No chamado debate nacional, dois temas prevalecem: o econômico e o político.
No econômico, parece haver sempre uma emergência que se não for superada afundará o país, emergência que troca de pele periodicamente, como as cobras. Troca de pele e nos deixa encantados como sapo ante a algoz. É mágica,
Do movimento de outras cobras trata o tema político. Dificilmente se debatem políticas públicas, mas firulas dos arranjos que alimentam as máquinas eleitorais. Faz-se política para ganhar eleições para fazer política para ganhar eleições. É narcísica.
Para variar esse prato feito, mudam-se os molhos conforme a estação: enchentes, epidemias, tuítes, eventualmente uma polêmica cultural, de gênero ou étnica.
Porém, além desses dois temas hegemônicos, há muitos outros importantes para o país.
Ademais, cresce a compreensão que as coisas são interrelacionadas, não podem ser vistas só setorialmente. Assim, por exemplo, tratar economia dissociada do social e do urbano, no mundo do século 21, é um anacronismo. Ainda que nossos problemas econômicos sejam enormes, eles não serão equacionados se isolados dos demais agentes do desenvolvimento.
Também no âmbito da política. Ela não será transformadora se se bastar em seus meandros.
Você acha que agentes públicos indicados por afinidade religiosa ou para pavimentarem a próxima eleição evitarão as enchentes em São Paulo ou BH ou no Rio? Elas serão evitadas com o equilibrio fiscal? Ou, para serem atenuadas, será necessário também um redesenho urbanistico que contemple, entre outros fatores, o modo de ocupação do solo? Será possível fazer isso sem Planejamento, em um mandato? Será possível sem que se debata o tema? Sem que a sociedade acorde metas mediadas pela política?

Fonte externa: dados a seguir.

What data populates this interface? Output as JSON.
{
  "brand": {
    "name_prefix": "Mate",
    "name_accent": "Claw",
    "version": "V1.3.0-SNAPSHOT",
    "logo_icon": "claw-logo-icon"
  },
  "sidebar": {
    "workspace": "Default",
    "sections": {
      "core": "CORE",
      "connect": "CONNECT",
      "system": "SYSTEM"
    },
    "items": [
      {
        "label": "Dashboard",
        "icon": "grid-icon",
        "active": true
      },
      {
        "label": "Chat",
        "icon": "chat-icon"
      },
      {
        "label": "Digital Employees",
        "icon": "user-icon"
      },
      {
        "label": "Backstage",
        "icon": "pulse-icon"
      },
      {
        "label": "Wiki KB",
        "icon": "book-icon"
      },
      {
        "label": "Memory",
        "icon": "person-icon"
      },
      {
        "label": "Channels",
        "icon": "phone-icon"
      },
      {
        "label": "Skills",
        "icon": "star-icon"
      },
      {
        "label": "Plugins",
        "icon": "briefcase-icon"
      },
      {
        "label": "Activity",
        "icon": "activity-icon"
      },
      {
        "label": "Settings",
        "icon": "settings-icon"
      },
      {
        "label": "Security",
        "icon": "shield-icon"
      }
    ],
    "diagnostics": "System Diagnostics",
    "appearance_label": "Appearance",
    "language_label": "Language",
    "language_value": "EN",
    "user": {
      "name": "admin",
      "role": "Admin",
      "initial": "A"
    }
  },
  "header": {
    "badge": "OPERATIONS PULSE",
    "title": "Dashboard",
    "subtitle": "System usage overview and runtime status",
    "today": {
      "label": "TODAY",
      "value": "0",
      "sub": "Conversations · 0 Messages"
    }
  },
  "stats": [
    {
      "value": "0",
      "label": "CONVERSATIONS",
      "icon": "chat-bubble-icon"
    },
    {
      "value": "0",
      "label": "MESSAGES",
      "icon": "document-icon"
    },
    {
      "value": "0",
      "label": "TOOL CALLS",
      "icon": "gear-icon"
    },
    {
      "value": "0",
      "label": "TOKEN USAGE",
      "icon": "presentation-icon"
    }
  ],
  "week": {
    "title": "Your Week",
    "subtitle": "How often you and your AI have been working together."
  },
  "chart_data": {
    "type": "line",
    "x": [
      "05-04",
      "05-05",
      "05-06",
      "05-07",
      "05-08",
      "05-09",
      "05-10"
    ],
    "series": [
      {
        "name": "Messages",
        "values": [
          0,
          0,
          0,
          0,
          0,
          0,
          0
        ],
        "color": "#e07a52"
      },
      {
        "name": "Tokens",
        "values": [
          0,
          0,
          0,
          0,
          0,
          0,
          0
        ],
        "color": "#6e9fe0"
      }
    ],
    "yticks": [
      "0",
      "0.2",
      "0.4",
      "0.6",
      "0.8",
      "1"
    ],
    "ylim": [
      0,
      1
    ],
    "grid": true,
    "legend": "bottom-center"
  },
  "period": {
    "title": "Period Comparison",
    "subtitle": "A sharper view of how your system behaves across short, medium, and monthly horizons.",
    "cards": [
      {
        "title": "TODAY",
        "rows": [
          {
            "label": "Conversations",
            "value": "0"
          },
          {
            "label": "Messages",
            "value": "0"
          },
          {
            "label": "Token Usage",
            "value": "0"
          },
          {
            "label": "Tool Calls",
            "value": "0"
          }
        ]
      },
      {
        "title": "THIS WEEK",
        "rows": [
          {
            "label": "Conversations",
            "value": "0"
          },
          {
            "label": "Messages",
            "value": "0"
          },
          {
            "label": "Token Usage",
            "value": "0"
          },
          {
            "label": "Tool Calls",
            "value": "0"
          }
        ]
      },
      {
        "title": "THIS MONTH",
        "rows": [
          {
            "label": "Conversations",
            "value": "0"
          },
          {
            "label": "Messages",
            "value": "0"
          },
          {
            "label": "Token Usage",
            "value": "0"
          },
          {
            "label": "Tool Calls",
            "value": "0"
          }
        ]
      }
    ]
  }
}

A ONU reconhece a interdependência entre os fatores, globais e locais, que podem conduzir a um mundo melhor, mais equitativo, respeitador do ambiente e das exigências dos povos. Assim, definiu um ideário a que chamou por Objetivos de Desenvolvimento Sustentável, ODS. Eles são um norte para que os países assumissem compromissos ante questões fundamentais das próximas décadas.
Entre os 17 ODS, pelo menos oito são diretamente relacionáveis à vida nas cidades. Como o mundo já é majoritariamente urbano, faz sentido essa proporção. Vejamos como são interrelacionados:
Para enfrentar a questão da “Água potável e saneamento”, poderemos universalizar água e esgoto só com medidas empresariais-financeiras ou precisaremos considerar o modo como se expande a cidade? Teremos “energia limpa e acessível” sem considerar a mobilidade urbana?
Um dos ODS propõe “redução da desigualdade”. No ranking da desigualdade de renda, entre dezenas de países avaliados, o Brasil ocupa o pódium. Mas, esse péssimo índice econômico não reflete toda a má situação, pois, é claro, a desigualdade se potencializa em um lugar onde os serviços públicos são escassos ou inexistentes – caso de muitas áreas urbanas.
Apoiar os esforços para vivenciar o ideário da ONU e da ONU-Habitat é um estímulo para sairmos da bipolarização reducionista em que estamos envoltos.
Até para que a economia e a política progridam é desejável que outros times adentrem o gramado. Jogando sozinhos, jogadores ainda que craques, sentem-se mágicos; estando sempre no foco, falam demais, querem mandar até no turismo alheio.
É preciso superar a hegemonia da economia mágica (que tudo resolve) e da política narcísica. Será bom ampliar o torneio – tornar o jogo mais interessante, em que a torcida também participa. Talvez esse seja o mais relevante papel da Política.
Em 2020, o campo do jogo é a cidade. E a cidade é o Rio.